Boxer stories, Philo crazy times, Homecoming Dramas, ballet and modern dance experiences with Mr. Neff, lifelong lessons in art with Mr. Horner, and her favorite classes on teaching phonics and remedial reading methods with Dr. Schworzman, are just a few of the memories from 1967-1971 B.B. (Before Bill).
Now, the couple lives on the Snake River near a town about the size of Forest Grove called Rupert, Idaho. She is still a part of the educational system, tutoring children in reading from her home.

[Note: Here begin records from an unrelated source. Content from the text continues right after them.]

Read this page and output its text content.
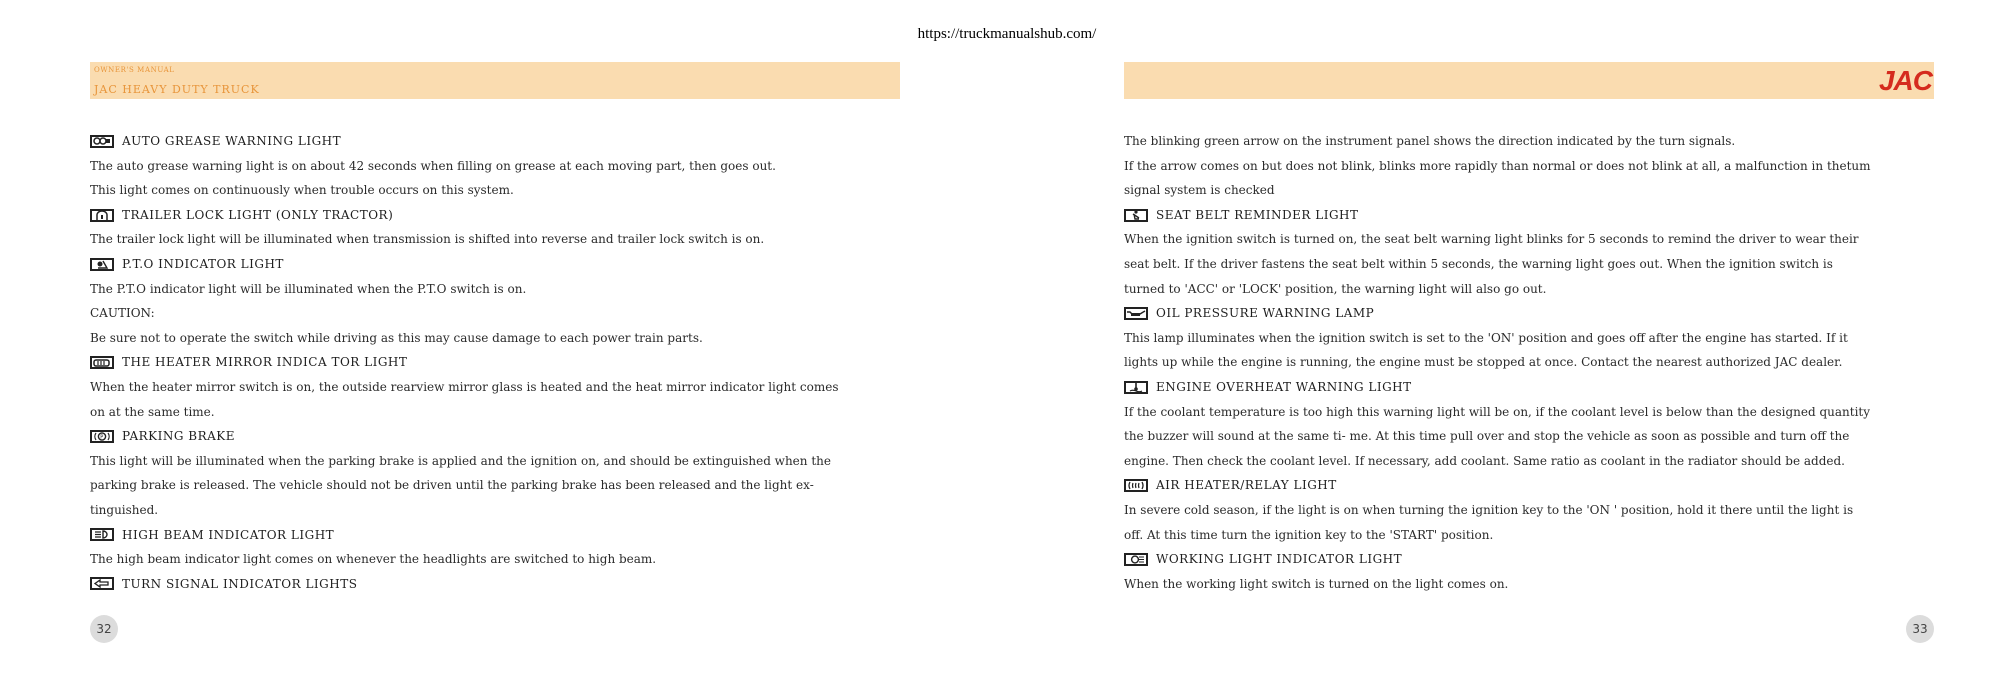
https://truckmanualshub.com/
OWNER'S MANUAL
JAC HEAVY DUTY TRUCK

AUTO GREASE WARNING LIGHT

The auto grease warning light is on about 42 seconds when filling on grease at each moving part, then goes out.

This light comes on continuously when trouble occurs on this system.

TRAILER LOCK LIGHT (ONLY TRACTOR)

The trailer lock light will be illuminated when transmission is shifted into reverse and trailer lock switch is on.

P.T.O INDICATOR LIGHT

The P.T.O indicator light will be illuminated when the P.T.O switch is on.

CAUTION:

Be sure not to operate the switch while driving as this may cause damage to each power train parts.

THE HEATER MIRROR INDICA TOR LIGHT

When the heater mirror switch is on, the outside rearview mirror glass is heated and the heat mirror indicator light comes

on at the same time.

P PARKING BRAKE

This light will be illuminated when the parking brake is applied and the ignition on, and should be extinguished when the

parking brake is released. The vehicle should not be driven until the parking brake has been released and the light ex-

tinguished.

HIGH BEAM INDICATOR LIGHT

The high beam indicator light comes on whenever the headlights are switched to high beam.

TURN SIGNAL INDICATOR LIGHTS

JAC

The blinking green arrow on the instrument panel shows the direction indicated by the turn signals.

If the arrow comes on but does not blink, blinks more rapidly than normal or does not blink at all, a malfunction in thetum

signal system is checked

SEAT BELT REMINDER LIGHT

When the ignition switch is turned on, the seat belt warning light blinks for 5 seconds to remind the driver to wear their

seat belt. If the driver fastens the seat belt within 5 seconds, the warning light goes out. When the ignition switch is

turned to 'ACC' or 'LOCK' position, the warning light will also go out.

OIL PRESSURE WARNING LAMP

This lamp illuminates when the ignition switch is set to the 'ON' position and goes off after the engine has started. If it

lights up while the engine is running, the engine must be stopped at once. Contact the nearest authorized JAC dealer.

ENGINE OVERHEAT WARNING LIGHT

If the coolant temperature is too high this warning light will be on, if the coolant level is below than the designed quantity

the buzzer will sound at the same ti- me. At this time pull over and stop the vehicle as soon as possible and turn off the

engine. Then check the coolant level. If necessary, add coolant. Same ratio as coolant in the radiator should be added.

AIR HEATER/RELAY LIGHT

In severe cold season, if the light is on when turning the ignition key to the 'ON ' position, hold it there until the light is

off. At this time turn the ignition key to the 'START' position.

WORKING LIGHT INDICATOR LIGHT

When the working light switch is turned on the light comes on.

32	33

After Carolyn’s two serious car crashes, resulting in neck and back surgeries, physical therapy, concentration problems, and unique but treatable heart troubles, her faithful husband remains committed fully and willingly.
Bill shares in a partnership in Family Vision and Eye Care in Rupert and still has his hand in farming in his home town of Buhl. This last year, he was voted Rotarian of the Year. When he received the award, Carolyn jumped to her feet and led the crowd in appreciation for their man with an unending servant’s heart.
“Long marriages (almost 42 years now for us) have the advantages of observing and learning the lessons of life and love. Bill’s practical, down-to-earth ways in caring and providing never quit. I joyfully realize what a friend, lover, and companion I have and desire to actively honor and reverence him the rest of my days,” said Carolyn.
“Thanks for this opportunity to tell this story of finding love at Pacific. Thank you for being there at the right time for us educationally and personally, Pacific!”